Everything began in January. Alone in Maury, photographing winter vineyards and vignerons, learning to prune the vines, tasting from barrel, visiting large and small wineries, I decided to do a book. It would be mostly photographs, but some text was needed. It would speak of global changes while focusing on the region around Maury. Wine would be central to the book as it is to the region, but it would symbolize other industries in other places. It may be published as an e-book or in print, but it would start as a blog.

It’s exciting and intimidating, involving leaving a job, changing a long standing relationship, leaving a home, the big three of peace of mind. There aren’t many times in life that we’re faced with a truly life changing decision and the older we get, the fewer such opportunities arise and the harder it becomes to take advantage of them.

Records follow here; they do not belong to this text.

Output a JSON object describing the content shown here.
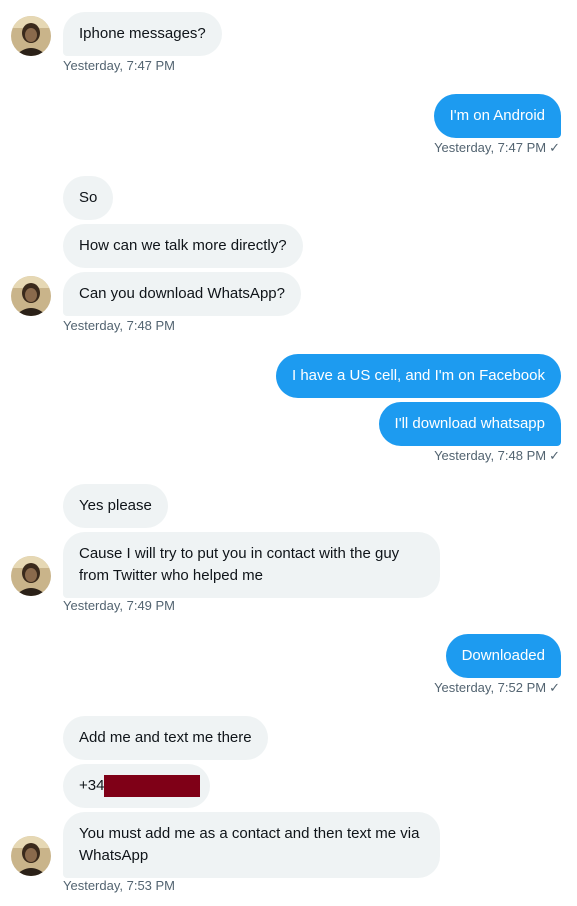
{
  "colors": {
    "incoming_bubble": "#eff3f4",
    "outgoing_bubble": "#1d9bf0",
    "timestamp": "#536471",
    "redaction": "#7f0017"
  },
  "icons": {
    "read_receipt": "checkmark-icon",
    "avatar": "user-avatar-photo"
  },
  "messages": {
    "m1": "Iphone messages?",
    "m2": "I'm on Android",
    "m3": "So",
    "m4": "How can we talk more directly?",
    "m5": "Can you download WhatsApp?",
    "m6": "I have a US cell, and I'm on Facebook",
    "m7": "I'll download whatsapp",
    "m8": "Yes please",
    "m9": "Cause I will try to put you in contact with the guy from Twitter who helped me",
    "m10": "Downloaded",
    "m11": "Add me and text me there",
    "m12_prefix": "+34",
    "m13": "You must add me as a contact and then text me via WhatsApp"
  },
  "timestamps": {
    "t1": "Yesterday, 7:47 PM",
    "t2": "Yesterday, 7:47 PM",
    "t3": "Yesterday, 7:48 PM",
    "t4": "Yesterday, 7:48 PM",
    "t5": "Yesterday, 7:49 PM",
    "t6": "Yesterday, 7:52 PM",
    "t7": "Yesterday, 7:53 PM"
  },
  "read_receipt_glyph": "✓"
}
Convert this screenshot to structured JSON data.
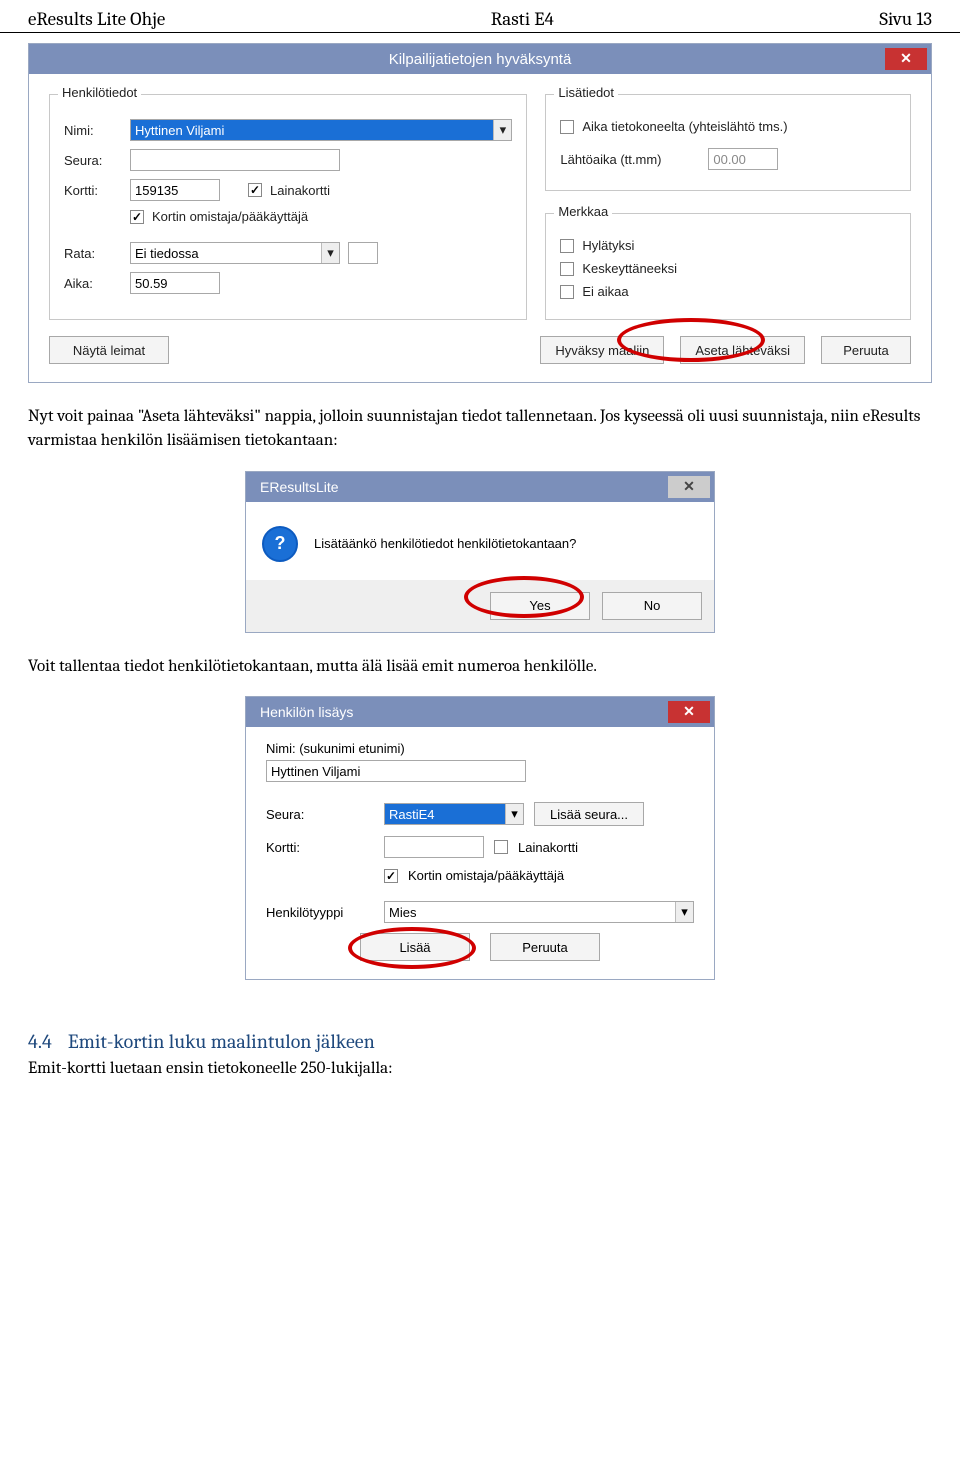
{
  "page": {
    "header_left": "eResults Lite Ohje",
    "header_center": "Rasti E4",
    "header_right": "Sivu 13"
  },
  "win1": {
    "title": "Kilpailijatietojen hyväksyntä",
    "group_personal": "Henkilötiedot",
    "group_extra": "Lisätiedot",
    "group_mark": "Merkkaa",
    "lbl_name": "Nimi:",
    "name_value": "Hyttinen Viljami",
    "lbl_club": "Seura:",
    "club_value": "",
    "lbl_card": "Kortti:",
    "card_value": "159135",
    "cb_loancard": "Lainakortti",
    "cb_owner": "Kortin omistaja/pääkäyttäjä",
    "lbl_course": "Rata:",
    "course_value": "Ei tiedossa",
    "lbl_time": "Aika:",
    "time_value": "50.59",
    "cb_computer_time": "Aika tietokoneelta (yhteislähtö tms.)",
    "lbl_starttime": "Lähtöaika (tt.mm)",
    "starttime_value": "00.00",
    "cb_disq": "Hylätyksi",
    "cb_dnf": "Keskeyttäneeksi",
    "cb_notime": "Ei aikaa",
    "btn_show": "Näytä leimat",
    "btn_accept": "Hyväksy maaliin",
    "btn_setstart": "Aseta lähteväksi",
    "btn_cancel": "Peruuta"
  },
  "para1": "Nyt voit painaa \"Aseta lähteväksi\" nappia, jolloin suunnistajan tiedot tallennetaan. Jos kyseessä oli uusi suunnistaja, niin eResults varmistaa henkilön lisäämisen tietokantaan:",
  "confirm": {
    "title": "EResultsLite",
    "question": "Lisätäänkö henkilötiedot henkilötietokantaan?",
    "yes": "Yes",
    "no": "No"
  },
  "para2": "Voit tallentaa tiedot henkilötietokantaan, mutta älä lisää emit numeroa henkilölle.",
  "person": {
    "title": "Henkilön lisäys",
    "lbl_name": "Nimi: (sukunimi etunimi)",
    "name_value": "Hyttinen Viljami",
    "lbl_club": "Seura:",
    "club_value": "RastiE4",
    "btn_addclub": "Lisää seura...",
    "lbl_card": "Kortti:",
    "card_value": "",
    "cb_loancard": "Lainakortti",
    "cb_owner": "Kortin omistaja/pääkäyttäjä",
    "lbl_type": "Henkilötyyppi",
    "type_value": "Mies",
    "btn_add": "Lisää",
    "btn_cancel": "Peruuta"
  },
  "section": {
    "num": "4.4",
    "title": "Emit-kortin luku maalintulon jälkeen",
    "body": "Emit-kortti luetaan ensin tietokoneelle 250-lukijalla:"
  }
}
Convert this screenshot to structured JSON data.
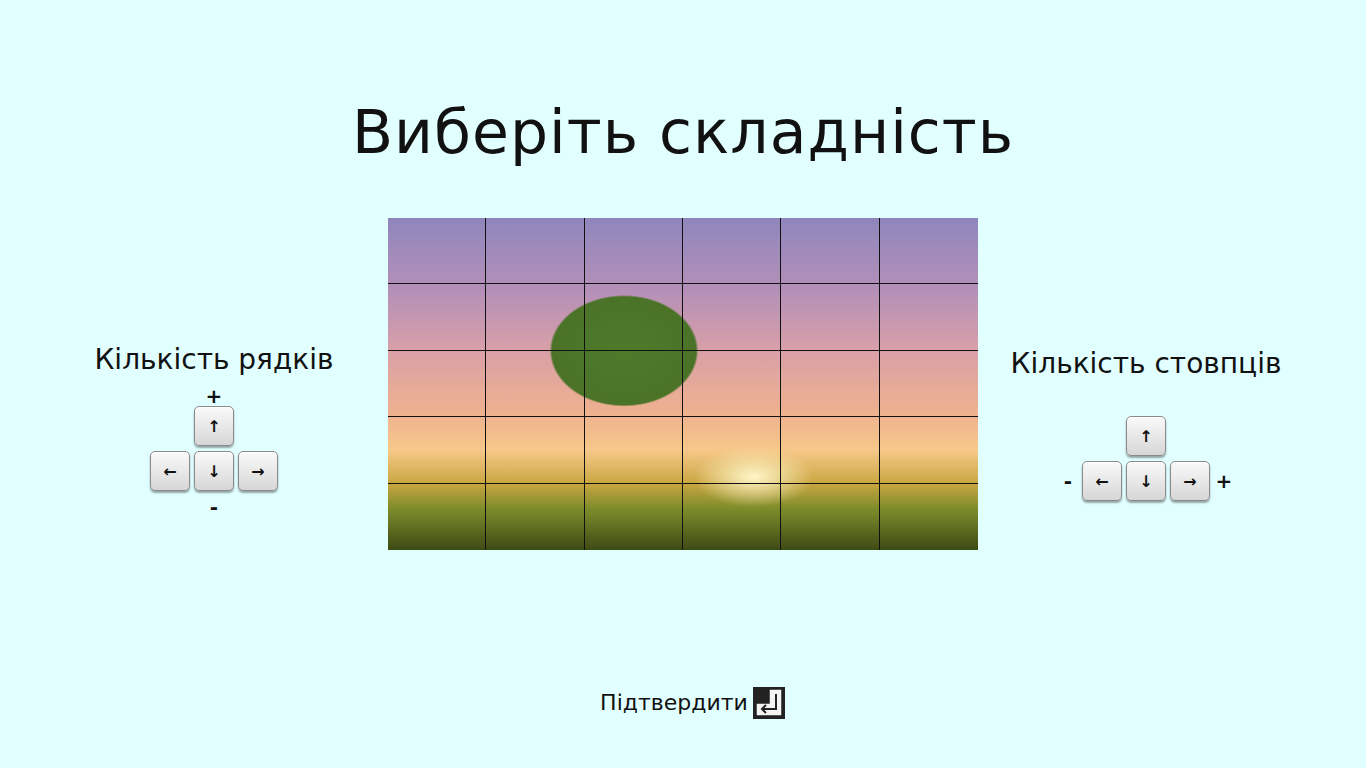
{
  "title": "Виберіть складність",
  "rows_control": {
    "label": "Кількість рядків",
    "plus": "+",
    "minus": "-",
    "keys": {
      "up": "↑",
      "left": "←",
      "down": "↓",
      "right": "→"
    }
  },
  "columns_control": {
    "label": "Кількість стовпців",
    "plus": "+",
    "minus": "-",
    "keys": {
      "up": "↑",
      "left": "←",
      "down": "↓",
      "right": "→"
    }
  },
  "preview": {
    "rows": 5,
    "columns": 6
  },
  "confirm": {
    "label": "Підтвердити"
  }
}
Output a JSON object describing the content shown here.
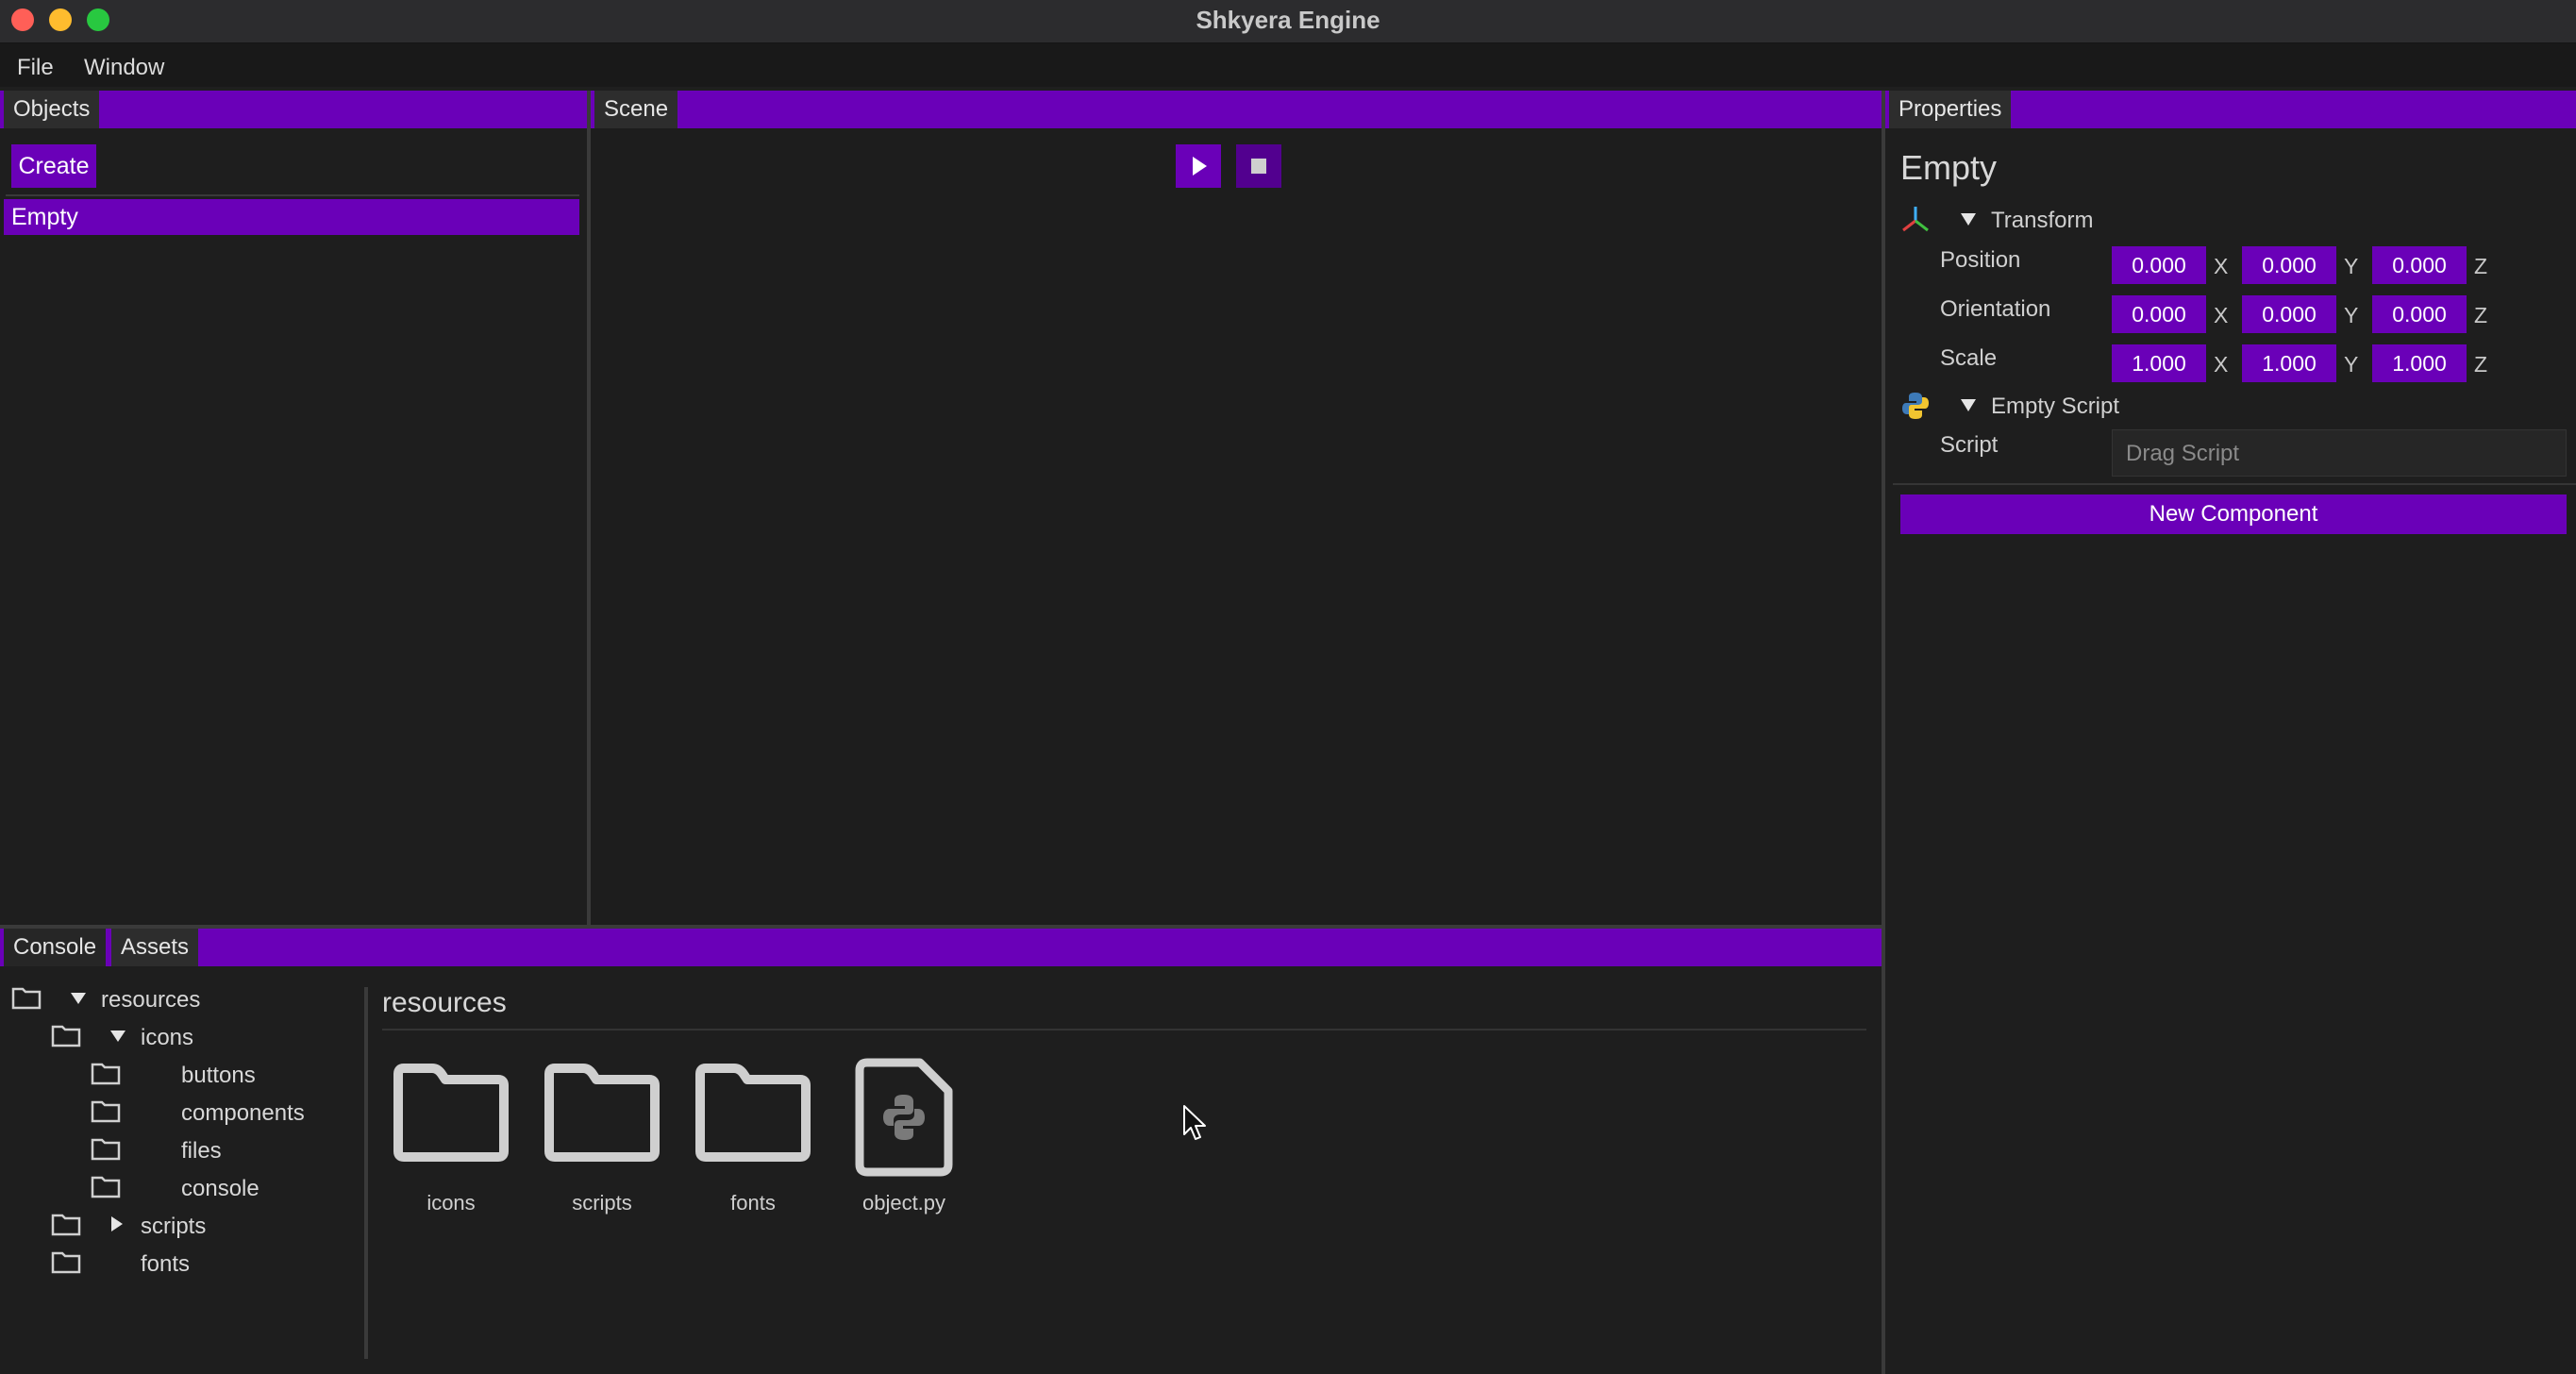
{
  "window": {
    "title": "Shkyera Engine"
  },
  "menubar": {
    "items": [
      "File",
      "Window"
    ]
  },
  "objects_panel": {
    "tab": "Objects",
    "create_label": "Create",
    "items": [
      "Empty"
    ]
  },
  "scene_panel": {
    "tab": "Scene"
  },
  "properties_panel": {
    "tab": "Properties",
    "object_name": "Empty",
    "transform": {
      "header": "Transform",
      "rows": [
        {
          "label": "Position",
          "values": [
            "0.000",
            "0.000",
            "0.000"
          ]
        },
        {
          "label": "Orientation",
          "values": [
            "0.000",
            "0.000",
            "0.000"
          ]
        },
        {
          "label": "Scale",
          "values": [
            "1.000",
            "1.000",
            "1.000"
          ]
        }
      ],
      "axes": [
        "X",
        "Y",
        "Z"
      ]
    },
    "script_component": {
      "header": "Empty Script",
      "script_label": "Script",
      "script_placeholder": "Drag Script"
    },
    "new_component_label": "New Component"
  },
  "bottom_panel": {
    "tabs": [
      "Console",
      "Assets"
    ],
    "tree": [
      {
        "name": "resources",
        "expand": "expanded"
      },
      {
        "name": "icons",
        "expand": "expanded"
      },
      {
        "name": "buttons",
        "expand": "none"
      },
      {
        "name": "components",
        "expand": "none"
      },
      {
        "name": "files",
        "expand": "none"
      },
      {
        "name": "console",
        "expand": "none"
      },
      {
        "name": "scripts",
        "expand": "collapsed"
      },
      {
        "name": "fonts",
        "expand": "none"
      }
    ],
    "current_path": "resources",
    "assets": [
      {
        "name": "icons",
        "type": "folder"
      },
      {
        "name": "scripts",
        "type": "folder"
      },
      {
        "name": "fonts",
        "type": "folder"
      },
      {
        "name": "object.py",
        "type": "python-file"
      }
    ]
  },
  "colors": {
    "accent": "#6a00b8",
    "background": "#1e1e1e",
    "titlebar": "#2c2c2e",
    "close": "#ff5f57",
    "minimize": "#febc2e",
    "maximize": "#28c840"
  }
}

The only reasonable answer was: “if not now, when?”

And now I make lists, on paper, on the phone, tablet and computer, and in my head at night when I’d rather be sleeping.Photo of lists

The French visa process is not designed to make you feel welcome. There are lists of documents, some to be notarized, all to be copied and presented in the prescribed order. There are security guards and plexiglass boundaries, pictures to be taken (do not smile) and color coded chairs to be occupied. I know unemployment is a problem and no I will not look for a job. Yes I have enough money, a place to live and health insurance. I will not be a drain on scarce and fraying resources. No matter how precise I thought I was, there was something not quite up to their standards and a small delay is the penalty. And when I return I also need to bring my itinerary.

So, it’s time to pick the date and buy the ticket. August 15 becomes the date and the deadline. Revise the lists with the time frame set.

So today I went to a packing and shipping service to get some estimates on getting my stuff to Maury. I found a helpful guy who couldn’t resist asking: “Are you moving there? Wow man, that’s my dream too, I just don’t have it together yet.”